Ehrlich praises Smart Growth

Glendening's program `common sense,' he says

Highlights campaign strategies

Gubernatorial candidate hopes to raise $8 million

May 01, 2002|By Howard Libit | Howard Libit,SUN STAFF

Giving unexpected praise to one of Gov. Parris N. Glendening's signature programs, Rep. Robert L. Ehrlich Jr. pledged yesterday to continue many of Maryland's Smart Growth policies.

"Smart Growth to me is a lot of common sense," said Ehrlich, the expected Republican nominee for governor.

The Baltimore County congressman praised efforts to redevelop older urban areas such as Silver Spring, and he also singled out two of Glendening's land preservation initiatives, Open Space and Rural Legacy. "Those programs work," he said.

In a wide-ranging lunchtime interview with reporters, Ehrlich promised he will work hard to reach out to black voters, appearing on urban radio stations and at churches. Next week, he'll be at Baltimore's New Psalmist Baptist Church to help announce a federally supported effort to refurbish rundown subsidized housing in the neighborhood. "I'm going places Republican candidates have never gone," he said.

Acknowledging that early polls indicate black voters overwhelmingly back Lt. Gov. Kathleen Kennedy Townsend, a Democrat, he predicted he could make inroads into her support.

Ehrlich also said he aims to raise $8 million for the campaign, though he said he would need less if there's a competitive Democratic primary.

Ehrlich has raised more than $2.3 million, while Townsend has raised almost $6 million. Baltimore Mayor Martin O'Malley is raising millions of dollars as he weighs challenging Townsend in the Democratic primary.

While Townsend has not set a fund-raising target, she seems sure to exceed $8 million, making the gubernatorial campaign the most expensive in state history. In 1998, the Glendening-Townsend ticket and Republican Ellen R. Sauerbrey each spent about $6.2 million.

Yesterday's two-hour meeting with reporters at his east Towson campaign headquarters was an effort by Ehrlich to highlight some of his public relations strategies as he seeks to become Maryland's first GOP governor in more than three decades.

Billing it as "Burgers with Bob," Ehrlich invited reporters to ask him about anything related to the campaign - poking fun at off-the-record lunches that Townsend began having with individual reporters during the General Assembly session.

Ehrlich also challenged Townsend to meet him for a series of public conversations and debates, holding up the low-key vice presidential debate two years ago as a model.

"The people deserve a big-time, full and open conversation," he said. "They deserve to have both candidates sit in a room with all of you here, with cameras and with very little interference from a moderator."

A spokesman for Townsend said it's too early to begin discussing debates, as the lieutenant governor won't officially announce her candidacy until Sunday. But he dismissed Ehrlich's attempt to paint Townsend as being closed off from the media.

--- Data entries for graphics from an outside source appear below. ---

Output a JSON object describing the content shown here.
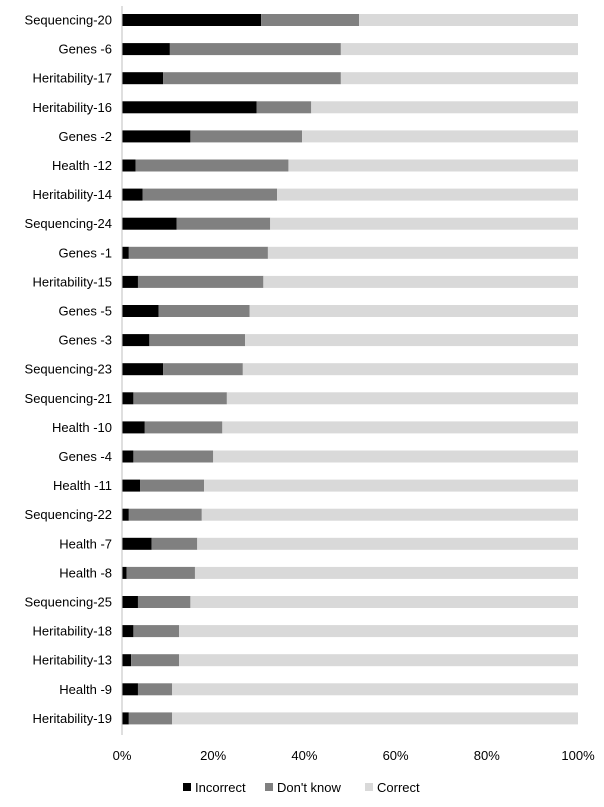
{
  "chart_data": {
    "type": "bar",
    "orientation": "horizontal",
    "stacked": true,
    "percent_stacked": true,
    "categories": [
      "Sequencing-20",
      "Genes -6",
      "Heritability-17",
      "Heritability-16",
      "Genes -2",
      "Health -12",
      "Heritability-14",
      "Sequencing-24",
      "Genes -1",
      "Heritability-15",
      "Genes -5",
      "Genes -3",
      "Sequencing-23",
      "Sequencing-21",
      "Health -10",
      "Genes -4",
      "Health -11",
      "Sequencing-22",
      "Health -7",
      "Health -8",
      "Sequencing-25",
      "Heritability-18",
      "Heritability-13",
      "Health -9",
      "Heritability-19"
    ],
    "series": [
      {
        "name": "Incorrect",
        "color": "#000000",
        "values": [
          30.5,
          10.5,
          9,
          29.5,
          15,
          3,
          4.5,
          12,
          1.5,
          3.5,
          8,
          6,
          9,
          2.5,
          5,
          2.5,
          4,
          1.5,
          6.5,
          1,
          3.5,
          2.5,
          2,
          3.5,
          1.5
        ]
      },
      {
        "name": "Don't know",
        "color": "#808080",
        "values": [
          21.5,
          37.5,
          39,
          12,
          24.5,
          33.5,
          29.5,
          20.5,
          30.5,
          27.5,
          20,
          21,
          17.5,
          20.5,
          17,
          17.5,
          14,
          16,
          10,
          15,
          11.5,
          10,
          10.5,
          7.5,
          9.5
        ]
      },
      {
        "name": "Correct",
        "color": "#d9d9d9",
        "values": [
          48,
          52,
          52,
          58.5,
          60.5,
          63.5,
          66,
          67.5,
          68,
          69,
          72,
          73,
          73.5,
          77,
          78,
          80,
          82,
          82.5,
          83.5,
          84,
          85,
          87.5,
          87.5,
          89,
          89
        ]
      }
    ],
    "x_axis": {
      "min": 0,
      "max": 100,
      "ticks": [
        "0%",
        "20%",
        "40%",
        "60%",
        "80%",
        "100%"
      ]
    },
    "title": "",
    "xlabel": "",
    "ylabel": "",
    "grid": false,
    "legend": {
      "placement": "bottom",
      "entries": [
        "Incorrect",
        "Don't know",
        "Correct"
      ]
    }
  }
}
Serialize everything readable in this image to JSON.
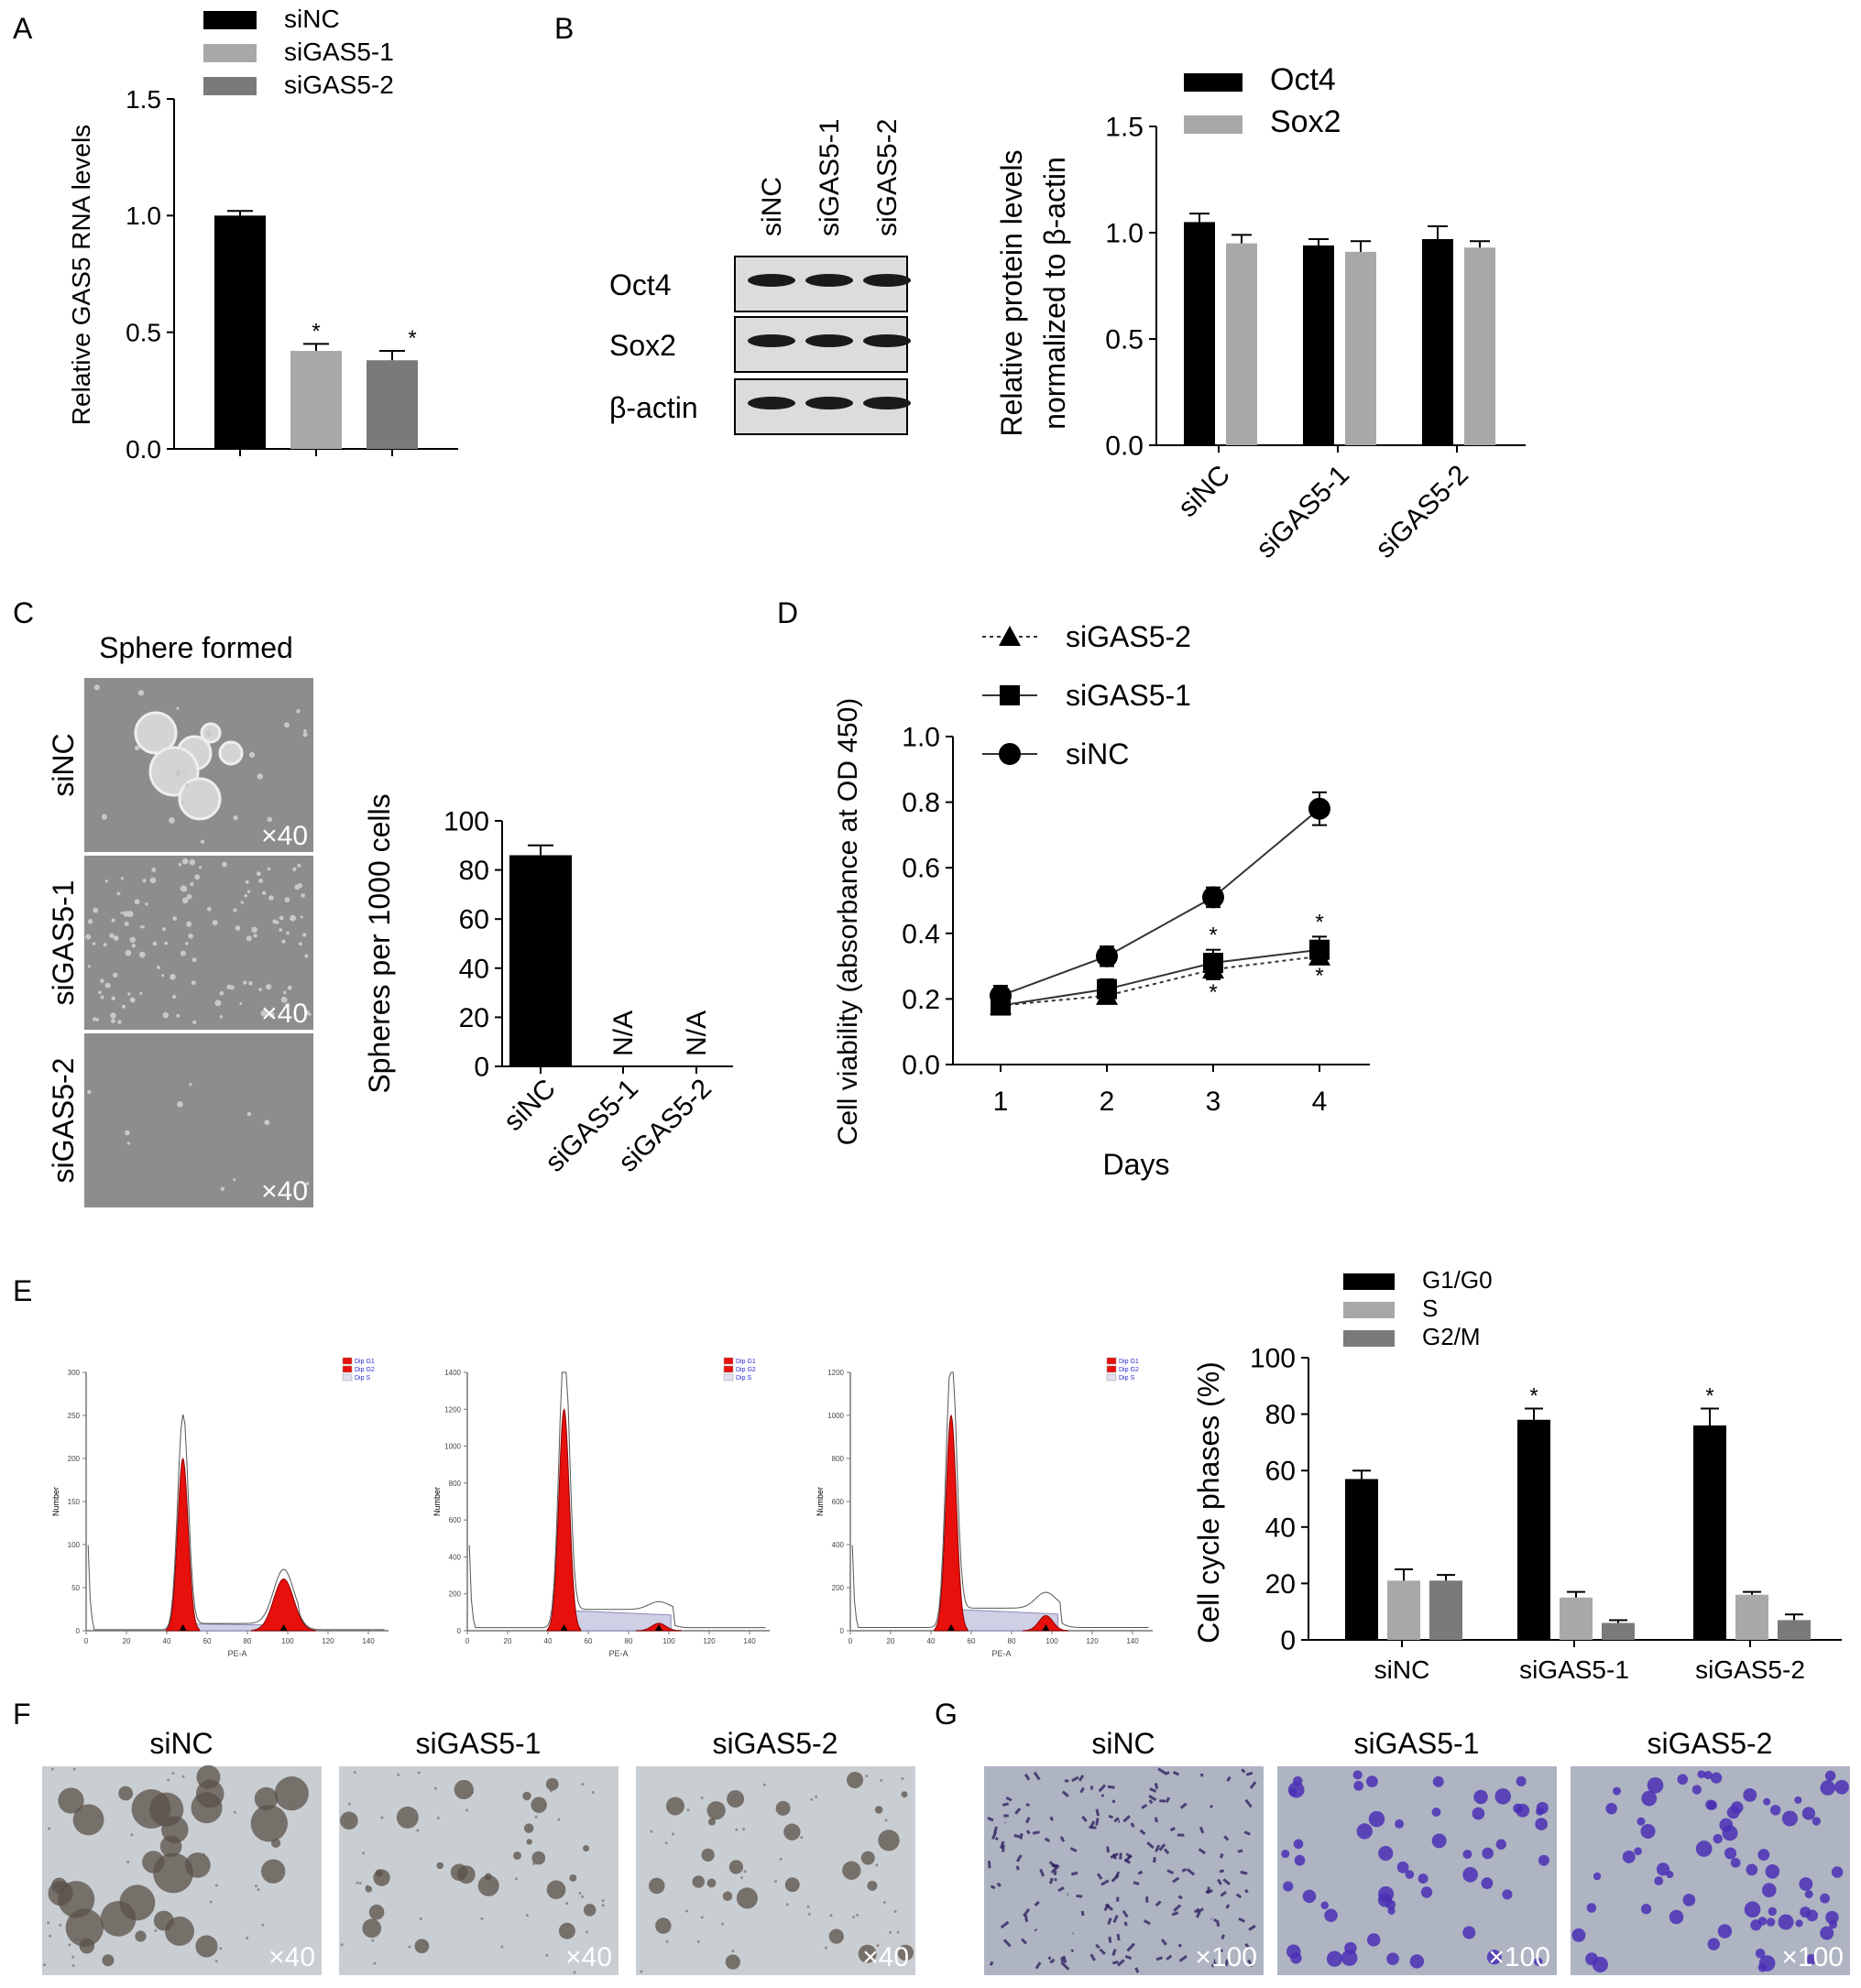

"She is extremely open," said William R. Mann, her assistant chief of staff. "She is extremely accessible. She is extremely proud of her record, and she is looking forward to talking about it with all Marylanders."

Ehrlich qualified his support for Smart Growth in one area - criticizing Glendening's occasional efforts to overrule actions by local jurisdictions, particularly in Carroll County, by threatening to withhold state aid. "I get very concerned when I see preemption of local zoning decisions," Ehrlich said.

Also during yesterday's interview, Ehrlich said:

He will announce next week his process for selecting a running mate. He acknowledged that geography will be important, but said the crucial factor will be finding a lieutenant governor with whom he has "a personal, philosophical comfort."

He supports building an additional highway crossing over the Potomac River between Montgomery County and Virginia. He also would prefer to build a new Metro "purple line" linking Montgomery and Prince George's counties outside Interstate 495, as is sought by Montgomery County Executive Douglas M. Duncan. Glendening seeks to put it inside the Capital Beltway.

His wife, Kendel, is putting together a June 4 fashion show fund-raiser at Martin's West that she hopes will raise as much as $90,000. "You're going to see very unique things done in this campaign," Ehrlich said. "We're thinking very outside of the box."